7“At least there is hope for a tree:
If it is cut down, it will sprout again,
and its new shoots will not fail.
8Its roots may grow old in the ground
and its stump die in the soil,
9yet at the scent of water it will bud
and put forth shoots like a plant.
10But a man dies and is laid low;
he breathes his last and is no more.
11As the water of a lake dries up
or a riverbed becomes parched and dry,
12so he lies down and does not rise;
till the heavens are no more, people will not awake
or be roused from their sleep.
13“If only You would hide me in the grave
and conceal me till Your anger has passed!
If only You would set me a time
and then remember me!
14If someone dies, will they live again?
All the days of my hard service
I will wait for my renewalb to come.
15You will call and I will answer You;
You will long for the creature Your hands have made.
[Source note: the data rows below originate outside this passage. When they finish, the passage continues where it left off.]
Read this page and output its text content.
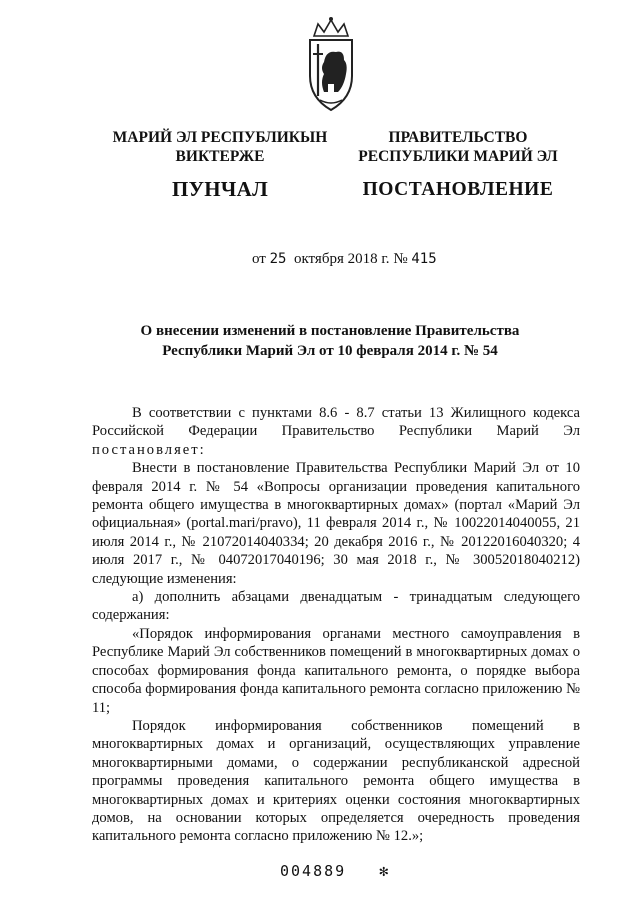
МАРИЙ ЭЛ РЕСПУБЛИКЫН
ВИКТЕРЖЕ
ПУНЧАЛ
ПРАВИТЕЛЬСТВО
РЕСПУБЛИКИ МАРИЙ ЭЛ
ПОСТАНОВЛЕНИЕ
от 25 октября 2018 г. № 415
О внесении изменений в постановление Правительства
Республики Марий Эл от 10 февраля 2014 г. № 54

В соответствии с пунктами 8.6 - 8.7 статьи 13 Жилищного кодекса Российской Федерации Правительство Республики Марий Эл постановляет:

Внести в постановление Правительства Республики Марий Эл от 10 февраля 2014 г. № 54 «Вопросы организации проведения капитального ремонта общего имущества в многоквартирных домах» (портал «Марий Эл официальная» (portal.mari/pravo), 11 февраля 2014 г., № 10022014040055, 21 июля 2014 г., № 21072014040334; 20 декабря 2016 г., № 20122016040320; 4 июля 2017 г., № 04072017040196; 30 мая 2018 г., № 30052018040212) следующие изменения:

а) дополнить абзацами двенадцатым - тринадцатым следующего содержания:

«Порядок информирования органами местного самоуправления в Республике Марий Эл собственников помещений в многоквартирных домах о способах формирования фонда капитального ремонта, о порядке выбора способа формирования фонда капитального ремонта согласно приложению № 11;

Порядок информирования собственников помещений в многоквартирных домах и организаций, осуществляющих управление многоквартирными домами, о содержании республиканской адресной программы проведения капитального ремонта общего имущества в многоквартирных домах и критериях оценки состояния многоквартирных домов, на основании которых определяется очередность проведения капитального ремонта согласно приложению № 12.»;

004889 ✻
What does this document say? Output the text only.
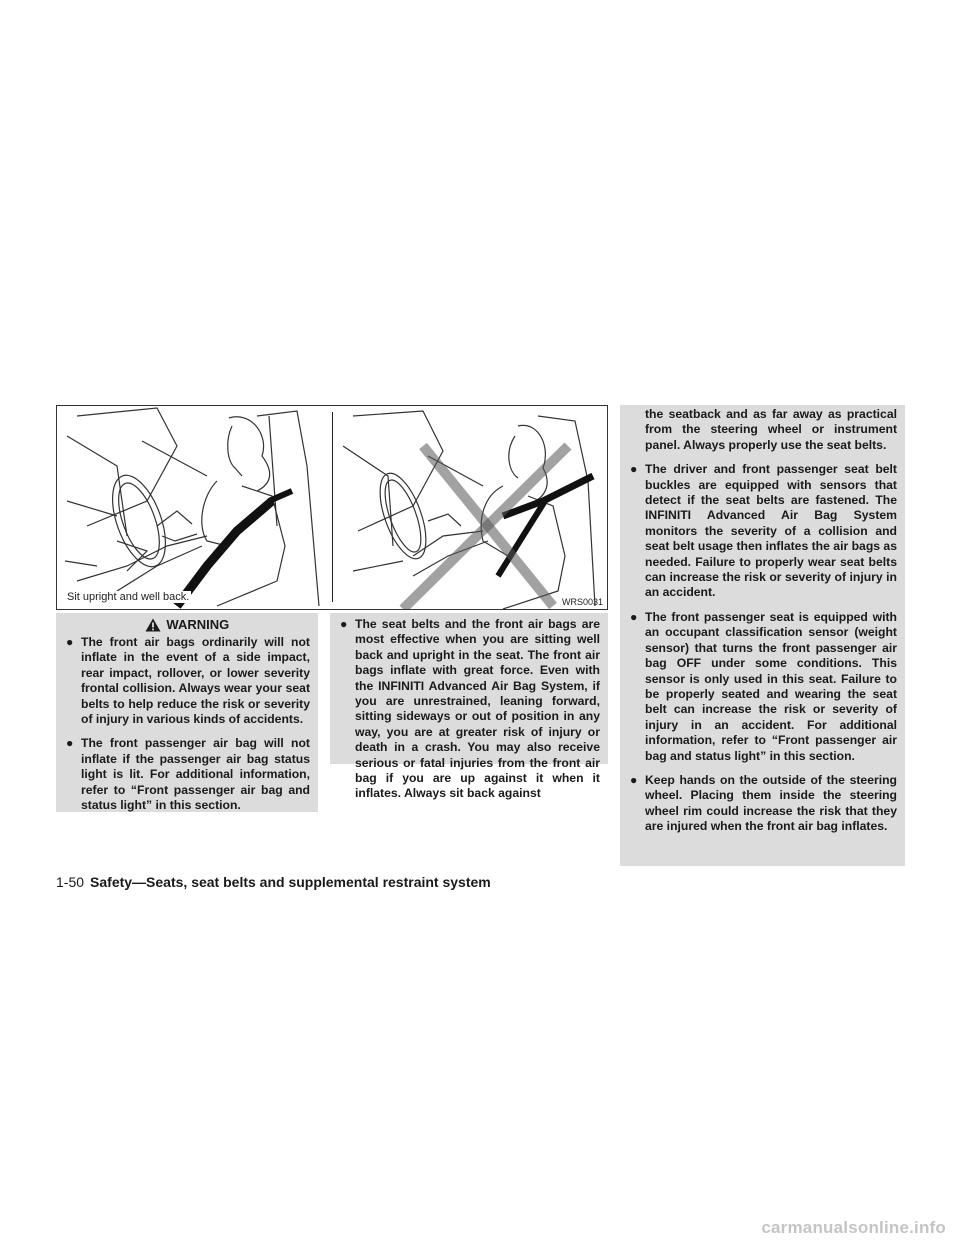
Sit upright and well back.	WRS0031
WARNING
● The front air bags ordinarily will not inflate in the event of a side impact, rear impact, rollover, or lower severity frontal collision. Always wear your seat belts to help reduce the risk or severity of injury in various kinds of accidents.
● The front passenger air bag will not inflate if the passenger air bag status light is lit. For additional information, refer to “Front passenger air bag and status light” in this section.
● The seat belts and the front air bags are most effective when you are sitting well back and upright in the seat. The front air bags inflate with great force. Even with the INFINITI Advanced Air Bag System, if you are unrestrained, leaning forward, sitting sideways or out of position in any way, you are at greater risk of injury or death in a crash. You may also receive serious or fatal injuries from the front air bag if you are up against it when it inflates. Always sit back against
the seatback and as far away as practical from the steering wheel or instrument panel. Always properly use the seat belts.
● The driver and front passenger seat belt buckles are equipped with sensors that detect if the seat belts are fastened. The INFINITI Advanced Air Bag System monitors the severity of a collision and seat belt usage then inflates the air bags as needed. Failure to properly wear seat belts can increase the risk or severity of injury in an accident.
● The front passenger seat is equipped with an occupant classification sensor (weight sensor) that turns the front passenger air bag OFF under some conditions. This sensor is only used in this seat. Failure to be properly seated and wearing the seat belt can increase the risk or severity of injury in an accident. For additional information, refer to “Front passenger air bag and status light” in this section.
● Keep hands on the outside of the steering wheel. Placing them inside the steering wheel rim could increase the risk that they are injured when the front air bag inflates.
1-50 Safety—Seats, seat belts and supplemental restraint system
carmanualsonline.info
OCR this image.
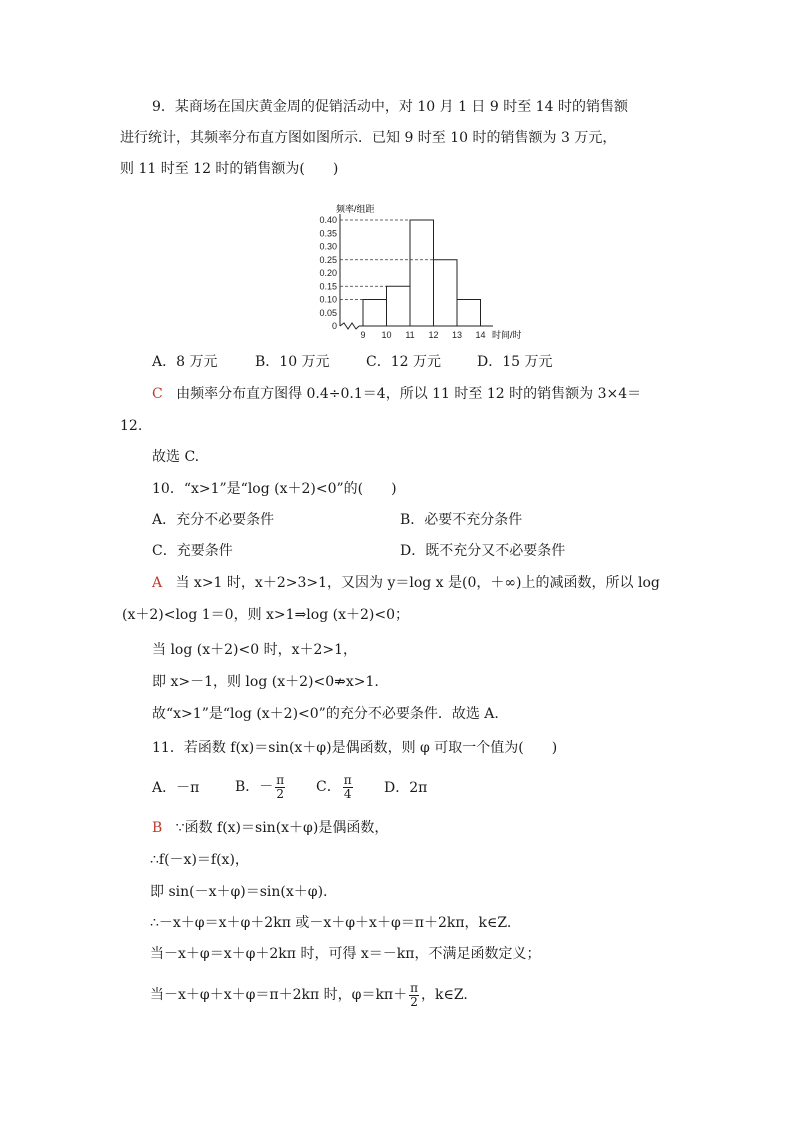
9．某商场在国庆黄金周的促销活动中，对 10 月 1 日 9 时至 14 时的销售额
进行统计，其频率分布直方图如图所示．已知 9 时至 10 时的销售额为 3 万元，
则 11 时至 12 时的销售额为(　　)
频率/组距
时间/时
0.40
0.35
0.30
0.25
0.20
0.15
0.10
0.05
0
9 10 11 12 13 14
A．8 万元	B．10 万元	C．12 万元	D．15 万元
C 由频率分布直方图得 0.4÷0.1＝4，所以 11 时至 12 时的销售额为 3×4＝
12.
故选 C.
10．“x>1”是“log (x＋2)<0”的(　　)
A．充分不必要条件	B．必要不充分条件
C．充要条件	D．既不充分又不必要条件
A 当 x>1 时，x＋2>3>1，又因为 y＝log x 是(0，＋∞)上的减函数，所以 log
(x＋2)<log 1＝0，则 x>1⇒log (x＋2)<0；
当 log (x＋2)<0 时，x＋2>1，
即 x>－1，则 log (x＋2)<0⇏x>1.
故“x>1”是“log (x＋2)<0”的充分不必要条件．故选 A.
11．若函数 f(x)＝sin(x＋φ)是偶函数，则 φ 可取一个值为(　　)
A．－π	B．－ $\frac{\pi}{2}$ C． $\frac{\pi}{4}$ D．2π
B ∵函数 f(x)＝sin(x＋φ)是偶函数，
∴f(－x)＝f(x)，
即 sin(－x＋φ)＝sin(x＋φ).
∴－x＋φ＝x＋φ＋2kπ 或－x＋φ＋x＋φ＝π＋2kπ，k∈Z.
当－x＋φ＝x＋φ＋2kπ 时，可得 x＝－kπ，不满足函数定义；
当－x＋φ＋x＋φ＝π＋2kπ 时，$\varphi=k\pi+ \frac{\pi}{2}$ ，k∈Z.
16Surely then You will count my steps
but not keep track of my sin.
17My offenses will be sealed up in a bag;
You will cover over my sin.
18“But as a mountain erodes and crumbles
and as a rock is moved from its place,
19as water wears away stones
and torrents wash away the soil,
so You destroy a person’s hope.
20You overpower them once for all, and they are gone;
You change their countenance and send them away.
21If their children are honored, they do not know it;
if their offspring are brought low, they do not see it.
22They feel but the pain of their own bodies
and mourn only for themselves.”
Job had turned from speaking to his friends, finding it to no purpose to reason with them, and here he goes on to speak to God. He had reminded his friends of their frailty and mortality (ch. 13:12); here he reminds himself of his own, and pleads it with God for some mitigation of his miseries.
We have here an account,
I. Of man's life, that it is,
1. Short (v. 1, 5, 14).
2. Sorrowful (v. 1).
3. Sinful (v. 4).
II. Of man's death, that it puts a final period to our present life, to which we shall not again return (v. 7-12), that it hides us from the calamities of life (v. 13), destroys the hopes of life (v. 18, 19), sends us away from the business of life (v. 20), and keeps us in the dark concerning our relations in this life, how much we have formerly been in care about them (v. 21, 22),
III. The use Job makes of all this.
1. He pleads it with God, Who, he thought, was too strict and severe with him (v. 16, 17), begging that, in consideration of his frailty, He would not contend with him (v. 3), but grant him some respite (v. 6).
2. He engages himself to prepare for death (v. 14), and encourages himself to hope that it would be comfortable to him (v. 15).